The powerful, coarse hand came away, disappeared into the blackness, then patted her painfully on the back.
“Good girl,” he said. “You takes your medicine. You makes your peace. All things get equal in the end.”
She swallowed again. The pills were working in her stomach, feeding something into her body. Air rose inside her. A feeble belch, the odour of vomit inside it, slipped from between her trembling lips.
“Almost,” he said, “anyway.”
Something flashed past her face. There was a sudden breeze, the hint of silver in the blackness. A strange sensation. Not painful at first, more like a coldness on her cheekbone, then something warm, flowing unexpectedly down her face. The blade sliced through her flesh, in a single, swift rush and was gone, leaving her gasping for breath, arms starting to flail in the black empty air. She coughed. Bile spilled out of her mouth, her stomach began to revolt. He was on her again. She felt the presence of the knife in front of her eyes, knew, in a sudden, time-halting moment of revelation, what it was like to face extinction, and found herself screaming for the life of the child inside her.
“Take it,” the old, familiar voice said out of nowhere. The shaft of the knife, warm wood, damp with sweat, pushed against her hand. Her fingers extended automatically to grasp it. Then, with the weapon firm in her grip, she swept the blade through the blackness, searching for his unseen shape.
There was blood in the air, more blood than could come from a simple line of gaping flesh on a woman’s cheek. And something else too, something soft and warm, feathering in front of her face, held there, deadening the blows of the knife as she flashed it towards the spectre that invaded this sacred space of her life. The frenzy consumed her, screaming, flailing, sobbing.
And he was gone. No noise, not even a footstep. His presence simply disappeared, the way fog lifted suddenly from the raw downland scarp. Through the curtains a dim silvery light filtered slowly back into the room. The dream room, Alison reminded herself, and wondered, almost calmly, what strange event, back in the waking world, had wound its way through her sleeping consciousness to be transmuted by her subliminal imagination like this.

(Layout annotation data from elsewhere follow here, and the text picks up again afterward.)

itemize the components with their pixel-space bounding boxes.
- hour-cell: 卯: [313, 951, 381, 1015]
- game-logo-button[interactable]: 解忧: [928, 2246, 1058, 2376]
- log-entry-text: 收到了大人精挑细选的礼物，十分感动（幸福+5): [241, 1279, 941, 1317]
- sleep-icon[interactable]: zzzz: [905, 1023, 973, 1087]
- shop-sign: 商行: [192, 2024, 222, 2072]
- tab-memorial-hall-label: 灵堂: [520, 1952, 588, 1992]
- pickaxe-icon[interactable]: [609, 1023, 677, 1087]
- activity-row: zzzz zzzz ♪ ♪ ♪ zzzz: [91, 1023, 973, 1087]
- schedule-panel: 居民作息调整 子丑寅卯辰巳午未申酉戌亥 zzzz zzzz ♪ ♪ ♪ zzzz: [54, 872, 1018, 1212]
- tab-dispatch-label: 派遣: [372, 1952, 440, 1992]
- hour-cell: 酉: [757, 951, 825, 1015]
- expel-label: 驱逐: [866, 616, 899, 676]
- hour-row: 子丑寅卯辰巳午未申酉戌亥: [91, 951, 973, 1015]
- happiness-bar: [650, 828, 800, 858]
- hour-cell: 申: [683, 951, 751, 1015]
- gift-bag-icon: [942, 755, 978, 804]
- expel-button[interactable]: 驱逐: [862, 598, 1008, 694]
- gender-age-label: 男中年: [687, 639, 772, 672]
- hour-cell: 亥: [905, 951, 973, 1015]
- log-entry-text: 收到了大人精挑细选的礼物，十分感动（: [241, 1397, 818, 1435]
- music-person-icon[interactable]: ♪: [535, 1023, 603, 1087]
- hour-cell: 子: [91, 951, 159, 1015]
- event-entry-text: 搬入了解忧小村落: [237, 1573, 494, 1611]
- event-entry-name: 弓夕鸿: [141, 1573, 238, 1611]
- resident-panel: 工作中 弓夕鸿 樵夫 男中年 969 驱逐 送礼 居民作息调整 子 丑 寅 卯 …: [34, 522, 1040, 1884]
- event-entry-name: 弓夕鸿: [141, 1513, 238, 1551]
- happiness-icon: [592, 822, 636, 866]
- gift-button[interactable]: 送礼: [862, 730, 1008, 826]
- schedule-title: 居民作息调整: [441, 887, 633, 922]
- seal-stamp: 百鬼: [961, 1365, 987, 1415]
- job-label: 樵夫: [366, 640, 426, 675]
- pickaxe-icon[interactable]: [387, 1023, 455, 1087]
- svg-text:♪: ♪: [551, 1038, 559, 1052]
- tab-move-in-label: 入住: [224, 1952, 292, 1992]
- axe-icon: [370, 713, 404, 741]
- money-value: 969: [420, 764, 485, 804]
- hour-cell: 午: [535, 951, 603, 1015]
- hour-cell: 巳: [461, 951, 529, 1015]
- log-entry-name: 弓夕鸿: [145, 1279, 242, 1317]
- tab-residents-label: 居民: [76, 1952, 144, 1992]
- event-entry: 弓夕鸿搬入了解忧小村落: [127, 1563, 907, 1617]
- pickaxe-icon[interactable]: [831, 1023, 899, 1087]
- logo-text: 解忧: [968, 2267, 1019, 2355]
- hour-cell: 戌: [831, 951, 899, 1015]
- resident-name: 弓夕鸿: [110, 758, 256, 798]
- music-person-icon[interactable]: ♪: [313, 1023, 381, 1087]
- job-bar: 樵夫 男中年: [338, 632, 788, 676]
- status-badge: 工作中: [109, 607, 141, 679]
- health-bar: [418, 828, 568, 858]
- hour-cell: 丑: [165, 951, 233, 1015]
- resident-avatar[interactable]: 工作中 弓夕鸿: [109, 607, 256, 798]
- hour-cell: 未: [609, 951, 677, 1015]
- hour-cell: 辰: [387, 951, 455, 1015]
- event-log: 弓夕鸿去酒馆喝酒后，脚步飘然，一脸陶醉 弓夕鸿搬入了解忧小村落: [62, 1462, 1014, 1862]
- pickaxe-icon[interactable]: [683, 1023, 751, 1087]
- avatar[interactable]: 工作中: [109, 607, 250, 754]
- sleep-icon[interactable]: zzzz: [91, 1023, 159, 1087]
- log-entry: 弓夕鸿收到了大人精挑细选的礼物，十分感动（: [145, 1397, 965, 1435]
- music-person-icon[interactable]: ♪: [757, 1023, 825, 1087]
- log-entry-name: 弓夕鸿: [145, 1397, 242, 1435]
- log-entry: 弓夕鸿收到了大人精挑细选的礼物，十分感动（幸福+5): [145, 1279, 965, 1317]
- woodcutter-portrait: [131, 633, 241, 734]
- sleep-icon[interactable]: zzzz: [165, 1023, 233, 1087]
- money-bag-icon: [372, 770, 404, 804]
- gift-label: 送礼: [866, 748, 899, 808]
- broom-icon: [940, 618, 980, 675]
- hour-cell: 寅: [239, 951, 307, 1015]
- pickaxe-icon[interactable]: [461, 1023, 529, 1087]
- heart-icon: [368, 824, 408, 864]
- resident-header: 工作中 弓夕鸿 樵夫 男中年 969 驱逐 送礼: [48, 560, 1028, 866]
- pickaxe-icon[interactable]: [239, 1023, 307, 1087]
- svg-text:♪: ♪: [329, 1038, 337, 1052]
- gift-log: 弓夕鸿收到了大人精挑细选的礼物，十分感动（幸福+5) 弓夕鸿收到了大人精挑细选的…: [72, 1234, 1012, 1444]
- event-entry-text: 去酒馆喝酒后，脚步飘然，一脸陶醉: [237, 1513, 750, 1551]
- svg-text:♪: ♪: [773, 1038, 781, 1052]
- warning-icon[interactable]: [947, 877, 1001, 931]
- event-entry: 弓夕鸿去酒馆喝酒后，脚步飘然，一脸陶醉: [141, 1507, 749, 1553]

Deep inside, some primal constituent of her being began to move. She dropped the knife, her dream fingers clutched frantically down beneath the sheets, felt at the dampness growing, seeping between her legs.
In the half dark she snatched the wetness on her nails into her mouth. The taste of blood and salt entered her head. She reached forward, clutching at the bedclothes, and recognised this softness she had ripped apart with knife. Loose fur, damp and fleshy, covered the bed, familiar fur, that had once borne the name Thomas. She coughed, retching mindlessly onto the sheets and felt a sudden, sharp twinge in her stomach. The process, inevitable now, she knew it, was under way inside her, moving, like some subterranean shifting of the earth, sparking into the familiar, fatal cycle.